Another model that emphasizes the role of psychological factors is the behavioural
model. This model states that both normal and abnormal behaviours are learned and
psychological disorders are the result of learning maladaptive ways of behaving. The model
concentrates on behaviours that are learned through conditioning and proposes that what has
been learned can be unlearned. Learning can take place by classical conditioning (temporal
association in which two events repeatedly occur close together in time), operant
conditioning (behaviour is followed by a reward), and social learning (learning by imitating
others’ behaviour). These three types of conditioning account for behaviour, whether
adaptive or maladaptive.
Psychological factors are also emphasized by the cognitive model. This model states
that abnormal functioning can result from cognitive problems. People may hold assumptions
and attitudes about themselves that are irrational and inaccurate. People may also repeatedly
think in illogical ways and make over generalizations, that is, they may draw broad, negative
conclusions on the basis of a single insignificant event.
Another psychological model is the humanistic-existential model which focuses on
broader aspects of human existence.

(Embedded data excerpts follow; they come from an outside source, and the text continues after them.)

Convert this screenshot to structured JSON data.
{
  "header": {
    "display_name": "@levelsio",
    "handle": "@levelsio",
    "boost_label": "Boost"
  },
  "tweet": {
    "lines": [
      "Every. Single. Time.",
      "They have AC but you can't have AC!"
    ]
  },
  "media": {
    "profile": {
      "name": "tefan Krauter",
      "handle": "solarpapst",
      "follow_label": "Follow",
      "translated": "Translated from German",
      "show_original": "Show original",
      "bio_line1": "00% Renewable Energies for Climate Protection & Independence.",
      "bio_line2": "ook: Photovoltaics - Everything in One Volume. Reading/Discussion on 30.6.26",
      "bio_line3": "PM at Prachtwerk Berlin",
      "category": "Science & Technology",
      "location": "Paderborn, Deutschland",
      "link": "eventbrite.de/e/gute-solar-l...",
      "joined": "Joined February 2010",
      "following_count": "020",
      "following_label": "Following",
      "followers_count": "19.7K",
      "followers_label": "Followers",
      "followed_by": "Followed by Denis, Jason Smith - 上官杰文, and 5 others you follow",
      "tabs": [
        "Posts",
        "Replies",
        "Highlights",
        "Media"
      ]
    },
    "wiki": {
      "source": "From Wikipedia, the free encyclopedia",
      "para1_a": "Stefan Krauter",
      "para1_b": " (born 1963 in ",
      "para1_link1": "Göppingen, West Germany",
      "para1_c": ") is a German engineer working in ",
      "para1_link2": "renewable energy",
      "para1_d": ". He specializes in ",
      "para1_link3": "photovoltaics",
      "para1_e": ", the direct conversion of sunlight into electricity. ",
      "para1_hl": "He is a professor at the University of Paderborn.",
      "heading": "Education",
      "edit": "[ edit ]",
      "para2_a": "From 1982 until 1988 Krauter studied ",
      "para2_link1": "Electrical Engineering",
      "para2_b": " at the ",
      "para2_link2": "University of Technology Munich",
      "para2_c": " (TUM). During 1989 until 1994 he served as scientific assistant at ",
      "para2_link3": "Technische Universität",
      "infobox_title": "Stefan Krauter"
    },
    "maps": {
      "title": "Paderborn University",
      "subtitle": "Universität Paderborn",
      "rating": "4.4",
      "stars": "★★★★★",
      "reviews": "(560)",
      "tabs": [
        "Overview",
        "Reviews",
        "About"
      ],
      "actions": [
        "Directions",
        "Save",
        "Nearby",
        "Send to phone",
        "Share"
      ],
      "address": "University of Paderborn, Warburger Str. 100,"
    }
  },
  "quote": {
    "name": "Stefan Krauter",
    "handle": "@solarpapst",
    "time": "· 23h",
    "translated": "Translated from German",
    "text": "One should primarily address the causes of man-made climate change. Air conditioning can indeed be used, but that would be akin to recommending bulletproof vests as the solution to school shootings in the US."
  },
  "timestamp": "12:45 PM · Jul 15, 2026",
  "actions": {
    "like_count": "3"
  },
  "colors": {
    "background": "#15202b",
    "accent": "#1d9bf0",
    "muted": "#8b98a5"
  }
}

Humanists believe that human beings are born with a
natural tendency to be friendly, cooperative and constructive, and are driven to self-actualize,
i.e. to fulfil this potential for goodness and growth. Existentialists believe that from birth we
have total freedom to give meaning to our existence or to avoid that responsibility. Those
who shirk from this responsibility would live empty, inauthentic, and dysfunctional lives.
Neurosis:
Neurosis is a set of mental disorders that involve chronic distress, but they do not include delusions and
hallucinations. Neurosis is also known as neurotic disorder or psychoneurosis and is of different types:
• Hysteria.
• Impulse control disorder.
• Obsessive-compulsive disorder.
• Anxiety.
• Obsessive-compulsive personality disorder.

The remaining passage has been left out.